Economic & Societal Impacts: Peripheral nerve injuries (PNI) result from traumatic injury, surgery or repetitive compression, and are reported in 3-5% of all trauma patients. The impact ranges from severe (leading to major loss of function or intractable neuropathic pain) to mild (some sensory and/or motor deficits affecting quality of life). PNI affect ~1M people in Europe and the US p.a. of whom 600,000 have surgery but only 50% regain function. PNI has high healthcare, unemployment, rehabilitation and societal costs and because it more often affects young people (mean age ~30) their disability greatly impacts lifetime productivity. The proposed research will improve fundamental understanding of the nerve repair process and accelerate the development and optimisation of effective new cellular conduit designs for future uptake by clinicians and industry (timescale ~5-10 years). This will lead to patient benefit through new treatment options, with improved health and quality of life, less disability and pain, and improved return to work. The UK economy will benefit from lower burden on healthcare, rehabilitation, social and welfare systems; patients who return to work increase the tax base. Furthermore, the UK is a leading player in the regenerative medicine sector, so new tools that can improve the efficacy and reduce the cost of new cell-based therapies will boost development leading to greater UK employment and investment.
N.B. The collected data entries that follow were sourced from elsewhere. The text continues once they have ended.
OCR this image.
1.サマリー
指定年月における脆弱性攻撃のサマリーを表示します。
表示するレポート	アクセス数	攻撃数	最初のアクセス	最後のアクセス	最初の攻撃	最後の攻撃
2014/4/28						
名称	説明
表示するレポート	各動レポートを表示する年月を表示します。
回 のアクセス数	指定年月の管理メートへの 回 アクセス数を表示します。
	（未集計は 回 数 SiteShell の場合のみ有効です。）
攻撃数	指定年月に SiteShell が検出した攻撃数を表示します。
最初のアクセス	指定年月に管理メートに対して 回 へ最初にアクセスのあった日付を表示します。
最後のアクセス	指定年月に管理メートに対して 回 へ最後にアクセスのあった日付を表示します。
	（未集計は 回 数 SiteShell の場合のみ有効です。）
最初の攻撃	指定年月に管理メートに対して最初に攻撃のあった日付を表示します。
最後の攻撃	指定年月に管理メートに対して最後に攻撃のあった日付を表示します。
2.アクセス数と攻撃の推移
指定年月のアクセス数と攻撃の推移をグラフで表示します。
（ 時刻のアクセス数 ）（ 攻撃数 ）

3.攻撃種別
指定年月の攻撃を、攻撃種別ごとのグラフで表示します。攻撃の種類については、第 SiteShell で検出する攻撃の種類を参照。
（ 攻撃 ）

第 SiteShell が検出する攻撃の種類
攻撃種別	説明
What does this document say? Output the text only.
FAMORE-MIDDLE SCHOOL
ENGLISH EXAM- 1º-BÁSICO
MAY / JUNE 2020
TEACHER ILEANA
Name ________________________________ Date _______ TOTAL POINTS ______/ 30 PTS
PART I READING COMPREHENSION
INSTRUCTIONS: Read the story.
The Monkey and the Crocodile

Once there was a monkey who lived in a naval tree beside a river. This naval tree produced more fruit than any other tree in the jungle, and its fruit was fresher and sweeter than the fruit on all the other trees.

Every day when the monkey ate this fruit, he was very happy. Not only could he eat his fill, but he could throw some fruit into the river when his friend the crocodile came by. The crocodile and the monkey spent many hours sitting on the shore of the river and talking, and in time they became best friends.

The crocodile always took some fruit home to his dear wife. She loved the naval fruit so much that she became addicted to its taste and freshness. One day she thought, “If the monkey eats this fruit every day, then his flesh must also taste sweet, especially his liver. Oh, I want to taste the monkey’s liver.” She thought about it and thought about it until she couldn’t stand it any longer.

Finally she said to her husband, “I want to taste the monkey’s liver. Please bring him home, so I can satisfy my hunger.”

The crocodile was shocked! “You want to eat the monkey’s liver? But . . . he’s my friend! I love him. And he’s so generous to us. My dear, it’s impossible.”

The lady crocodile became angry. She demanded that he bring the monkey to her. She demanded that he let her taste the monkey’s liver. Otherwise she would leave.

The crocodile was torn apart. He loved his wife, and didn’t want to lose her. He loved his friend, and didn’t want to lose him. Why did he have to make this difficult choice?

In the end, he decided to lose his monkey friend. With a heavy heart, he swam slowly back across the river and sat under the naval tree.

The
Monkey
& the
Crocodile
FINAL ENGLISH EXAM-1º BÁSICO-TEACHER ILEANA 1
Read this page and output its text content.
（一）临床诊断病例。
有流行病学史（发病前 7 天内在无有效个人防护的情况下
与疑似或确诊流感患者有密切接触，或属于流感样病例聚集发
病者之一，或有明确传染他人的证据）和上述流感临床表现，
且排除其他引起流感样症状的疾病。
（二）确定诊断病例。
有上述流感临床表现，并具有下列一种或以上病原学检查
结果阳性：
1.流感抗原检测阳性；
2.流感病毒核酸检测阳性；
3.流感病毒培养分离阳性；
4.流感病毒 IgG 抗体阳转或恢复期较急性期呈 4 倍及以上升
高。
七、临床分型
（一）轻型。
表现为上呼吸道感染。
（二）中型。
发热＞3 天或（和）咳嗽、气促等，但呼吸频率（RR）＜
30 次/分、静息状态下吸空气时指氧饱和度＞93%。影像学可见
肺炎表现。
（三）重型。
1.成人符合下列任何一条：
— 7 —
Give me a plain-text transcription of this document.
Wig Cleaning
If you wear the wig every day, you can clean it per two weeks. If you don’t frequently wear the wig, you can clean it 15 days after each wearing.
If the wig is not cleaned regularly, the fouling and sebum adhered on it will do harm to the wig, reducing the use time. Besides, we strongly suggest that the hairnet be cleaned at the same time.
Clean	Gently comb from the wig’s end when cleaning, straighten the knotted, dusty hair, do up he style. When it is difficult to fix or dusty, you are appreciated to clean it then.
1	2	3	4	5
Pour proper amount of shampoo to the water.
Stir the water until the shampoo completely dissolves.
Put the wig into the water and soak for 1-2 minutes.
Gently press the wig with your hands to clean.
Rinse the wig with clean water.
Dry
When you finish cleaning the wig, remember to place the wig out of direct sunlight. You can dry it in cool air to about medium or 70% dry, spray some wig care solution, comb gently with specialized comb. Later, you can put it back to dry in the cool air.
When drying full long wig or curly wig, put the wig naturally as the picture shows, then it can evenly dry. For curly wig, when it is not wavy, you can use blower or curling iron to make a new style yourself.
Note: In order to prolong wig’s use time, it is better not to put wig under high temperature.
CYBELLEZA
Clinicians & Industry: The PI has strong links with nerve repair clinicians at the Royal National Orthopaedic Hospital, and National Hospital for Neurology and Neurosurgery (specifically Mr Tom Quick and David Choi - see attached Letters of Support). Additionally, the IBME at UCL facilitates the translation of academic research into clinical practice by bringing together 6 academic faculties with 6 hospital trusts. Through her positions within the Tissue and Cell Engineering Society and In Vitro Toxicology Societies, the PI also has strong links with interested commercial sector parts (e.g. ReNeuron Ltd, TAP Biosystems). These clinical and industrial links will be engaged throughout the project, providing a pipeline for application of the new models within the translational commercial arena in the future.

Research Staff: The project will provide the hired PDRA with detailed training in the use of state-of-the-art mathematical & computational modelling, and translational tissue engineering approaches, specifically through training courses in both areas. The PDRA will also benefit from being part of a thriving and growing interdisciplinary group at UCL working on peripheral nerve repair (the PI has 3 PhD students in this area), with the opportunity to interact weekly with relevant tissue engineers and biologists. The PDRA will also benefit from publishing in high-impact journals, and presenting their work at key national and international meetings.

3Rs: The aim of this combined mathematical-experimental approach is to provide a predictive framework to systematically direct experimentation, thereby avoiding animal experiments that are least likely to produce informative results. This is particularly pertinent in the field of peripheral nerve repair, where rat experimentation is currently the standard for exploring and developing clinical alternatives to the autograft approach. These benefits will be evident within the timescale of the grant - the mathematical models will direct a final in vivo experiment, to be completed by the linked PhD student, and the dissemination plans will make the framework available to academic and industrial communities.